На следующий день рано утром Темир и ребята выехали из Тюдралы в село Каянчу, где жил лодочник Чагандай. Впереди всадников, весело помахивая хвостами, бежали Токшун и Мойнок.
Дорога шла шип по реке Урсулу. Проехав село Туэк-ту, всадники приблизились к старой Каянче.
Чагандая они нашли на берегу Катуни возле его лодки. Это был пожилой, лет пятидесяти, алтаец с многочисленными морщинами на лице — следами нелёгкой жизни таёжника. Чагандай согласился плыть с Темиром. Он пригласил гостей в аил. Выпив по чашке прохладного чегеня и передав хозяину в подарок две пачки листового табаку, наши путешественники направились на берег Катуни.
Течение реки здесь было спокойным. Слева виднелись небольшой мысок, покрытый пихтачом, и постройки новой Каянчи. Мальчики с любопытством смотрели на Катунь, которую знали лишь по рассказам старших. Шестьсот с лишним километров, начинаясь в ледниках Белухи, она стремительно катит волны среди горных круч и, сбавляя бег в среднем течении, уже спокойно впадает в многоводную Бию.

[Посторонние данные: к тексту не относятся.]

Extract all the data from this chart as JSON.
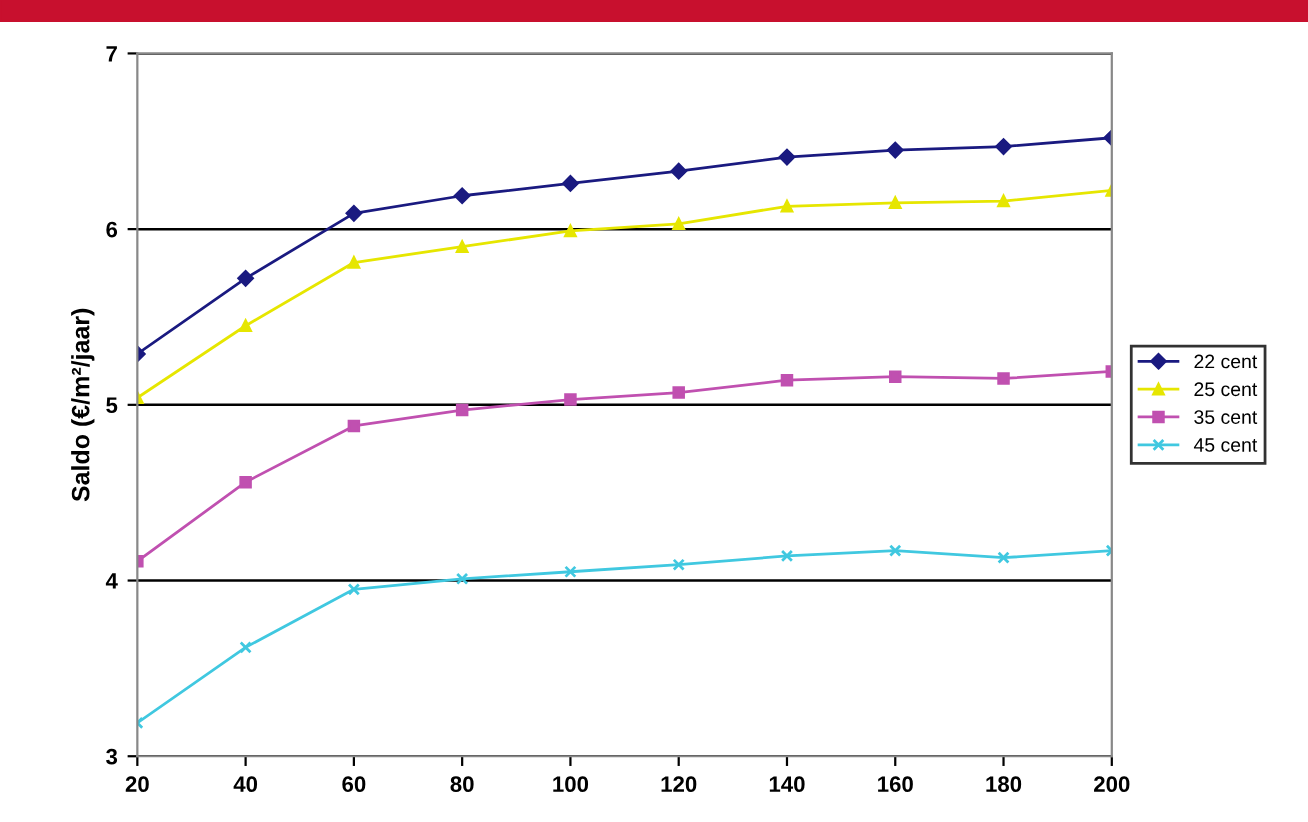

Столкнув лодку с отмели, Темир и Чагандай взялись за вёсла. Ребята устроились на середине лодки, положив рядом с собой ружья и вещевые мешки. Подхваченная течением лодка быстро поплыла мимо крутых берегов. Промелькнули мысок, избы новой Каянчи, луг, и перед взорами ребят открылась величественная картина тайги. Порой, когда каменистые берега суживались, лодка неслась среди брызг и пены в бурно клокочущих волнах, и у ребят от страха замирало сердце. Там, где берега раздвигались, течение реки становилось спокойным. Густые заросли черёмухи, жимолости, алтайского крыжовника и облепихи окаймляли берега. Выше шли лиственница и кедрач, блестели на солнце снеговые шапки белков. И чем ниже спускались наши пловцы по реке, тем разнообразнее становилась природа. Изредка попадался сосняк и редкий осинник.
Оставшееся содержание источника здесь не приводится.